Ей было 27, у нее был четырехлетний сын и она была девушкой. Но все по порядку.

Это произошло в 1995 году, довольно тяжелом, постперестроечном. Тогда все метались, все хотели побыстрее и побольше заработать, все хотели открыть свое дело, но немногим удавалось. Люди теряли квартиры, лопались финансовые пирамиды, кругом рэкет, анархия, безработица… Но я отвлекся. Мы с приятелем тоже имели свое дело. Он был шеф, поскольку деньги были его, а я— мозги и связи. Мы торговали бумагой для офисов и всякими канцтоварами, я был менеджер по закупкам и продажам одновременно, а заодно и шофер, то есть развозил товар клиентам. Для этих целей приятель-шеф купил мне новенькую «Газель»— тогда еще редкость, их только начали выпускать.

Я возвращался домой с последней доставки. Был теплый солнечный летний вечер. Я поехал по кольцу (его в то время реконструировали и бывали серьезные пробки), но проехать мне надо было совсем немного— от рублевки до волоколамки, не переться же через город. Жил я тогда в Митино, а товар отвез в контору на Рублевском шоссе. Сначала ехалось нормально, но потом началась пробка. Через километр все стало ясно— в левом ряду сломалась машина и все ее объезжают. «Ну что за козел! —подумал я. —Не мог на обочину откатить».

Однако когда я подъехал поближе, то убедился, что это и не козел вовсе, а коза. Хрупкая девушка ходила вокруг «ижачка» — каблучка с открытым капотом и, похоже, не знала, что делать. Она была в джинсиках и коротенькой блузочке, которая открывала втянутый стройный животик, а маленькая упругая грудка, не прикрытая лифчиком, просвечивала через нее. Я бы на вид дал ей лет 20—22, хотя потом выяснилось, что ей уже 27. Объезжая аварийный «ижак», я засмотрелся на девушку-водителя, а сзади уже раздавались нетерпеливые гудки.

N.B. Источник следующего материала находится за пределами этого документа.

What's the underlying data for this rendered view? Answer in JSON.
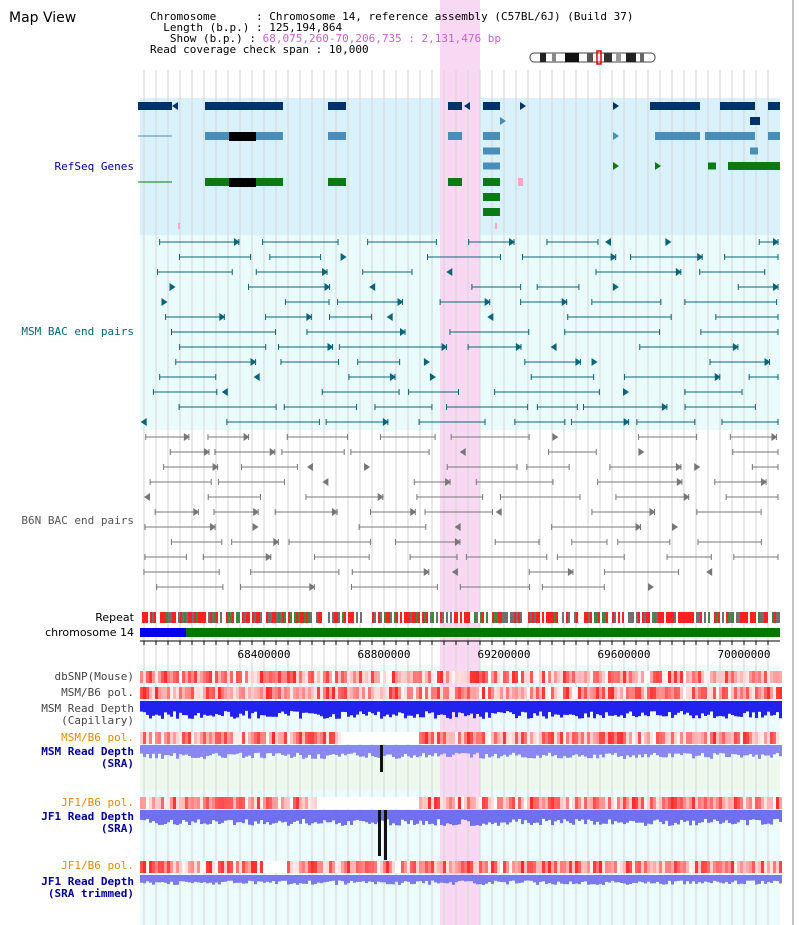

Девушка тоже смотрела на меня огромными серыми глазищами, а потом помахала рукой, чтобы я остановился. Я принял влево и встал впереди нее. Девушка подошла к кабине.

—У меня сломалась машина, вы не оттащите меня к обочине? Я умею на веревке ездить!

Я вышел из кабины, достал трос и соединил наши транспортные средства. Девушка все смотрела на меня, мне даже становилось неловко. Интересно, ей тоже неловко? Ведь и я разглядывал ее с не меньшим интересом. Оттащив на обочину «ижак», я вышел из машины, отцепил трос и сказал:

—Давайте посмотрим, что с вашим железным конем.

Проверил свечи, подачу топлива. Искра— слона убьет, бензин течет рекой, мотор еще теплый. Почему не едет? Девушка нерешительно помялась, потом спросила:

—А вы не могли бы отбуксировать меня до дома?

—Где вы живете? —спросил я, хотя это и не имело значения. Красивую девушку я готов отбуксировать хоть на край света.

—Тут недалеко, в Красногорске. Только… —она замялась. —Только мне нечем заплатить.

—Разберемся.

—Я могу, —она покраснела и опустила глаза, —напоить вас чаем.

Ясно, девушка хочет расплатиться натурой. Что ж, я не против, это правильный ход.

У нее оказалась маленькая однокомнатная квартирка. Когда мы вошли, она сказала:

—Вы тут посидите, я за Павликом в садик сбегаю. Это быстро, садик вон, под окнами. Я пока чайник включу, вы следите, хорошо?

Удивительная беспечность. Оставлять незнакомого мужика одного в своей квартире… Хотя воровать-то у нее особо нечего— старенькая мебель, черно-белый телевизор, посуды немного, все чашка с отбитыми ручками. Но вот ведь незадача, как мы будем при Павлике это… чай пить? Чайник на газовой плите засвистел и прервал мои размышления.

Тут вернулась и Маша с Павликом. Да, ее звали Маша. А Павлик— забавный мальчуган, четырех лет, очень похожий на мать. Похоже, что папа у него— летчик испытатель или полярный исследователь. По крайней мере, за время отсутствия Маши, следов пребывания в доме другого половозрелого самца мною обнаружено не было. Она оставила Павлика в кухне вместе со мной.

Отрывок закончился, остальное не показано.